After training, several built-in diagnostic methods help validate the quality of the learned density ratios:

- **Overtraining check** (``make_overfit_plots``) — compares score distributions between training and holdout data.
- **Calibration curve** (``make_calib_plots``) — verifies that predicted scores match true class fractions.
- **Reweighting check** (``make_reweighted_plots``) — the key closure test: reweighting hypothesis B by the learned ratio should reproduce hypothesis A.
- **Normalisation test** (``test_normalization``) — checks that :math:`\int r(x) \, p_B(x) \, dx \approx 1`.


Extending with custom models
----------------------------

The training infrastructure is not limited to the built-in ``DensityRatioLightning`` and ``MultiClassLightning`` modules.

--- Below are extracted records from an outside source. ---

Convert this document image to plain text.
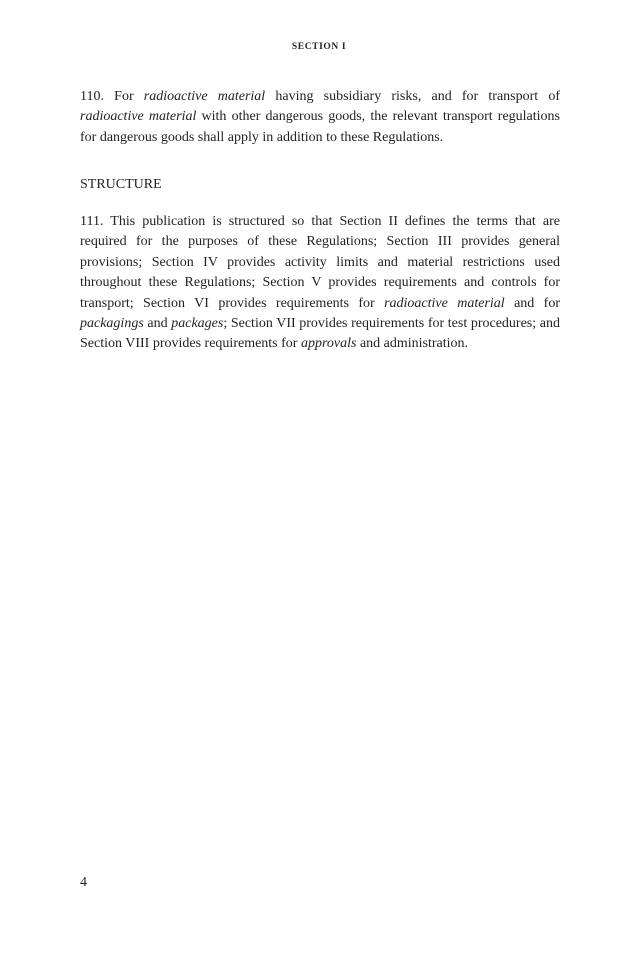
SECTION I

110. For radioactive material having subsidiary risks, and for transport of radioactive material with other dangerous goods, the relevant transport regulations for dangerous goods shall apply in addition to these Regulations.

STRUCTURE

111. This publication is structured so that Section II defines the terms that are required for the purposes of these Regulations; Section III provides general provisions; Section IV provides activity limits and material restrictions used throughout these Regulations; Section V provides requirements and controls for transport; Section VI provides requirements for radioactive material and for packagings and packages; Section VII provides requirements for test procedures; and Section VIII provides requirements for approvals and administration.

4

The Lightning modules, trainer classes, and utility functions (ONNX export, batched inference, calibration) are designed as independent, composable components.

To add a new model type — for example a direct density estimator based on normalising flows — you would:

1. Write a new ``pl.LightningModule`` subclass that defines the architecture, loss, and optimiser. It should expose a ``mlp`` and ``out`` attribute if you want to reuse the ONNX export utilities (``save_model``, ``convert_torch_to_onnx``) directly, or you can handle export separately.
2. Use the existing utility functions (``save_model``, ``load_trained_model``, ``predict_with_onnx``) for serialisation and inference — these work with any ONNX-compatible model.
3. Optionally write a new trainer class following the same pattern as ``density_ratio_trainer`` or ``preselection_network_trainer`` to handle data splitting, scaling, and diagnostics.

The shared utilities in ``nsbi_common_utils.training.utils`` and the callbacks/datasets in ``nsbi_common_utils.lightning_tools`` are reusable across any model type.


Where it fits in the pipeline
-----------------------------

Density ratio training happens after data preprocessing and preselection (Stages 2/2b), and before model evaluation and workspace construction (Stage 3b). The trained models produce per-event density ratio arrays that are assembled into the statistical model by the workspace builder.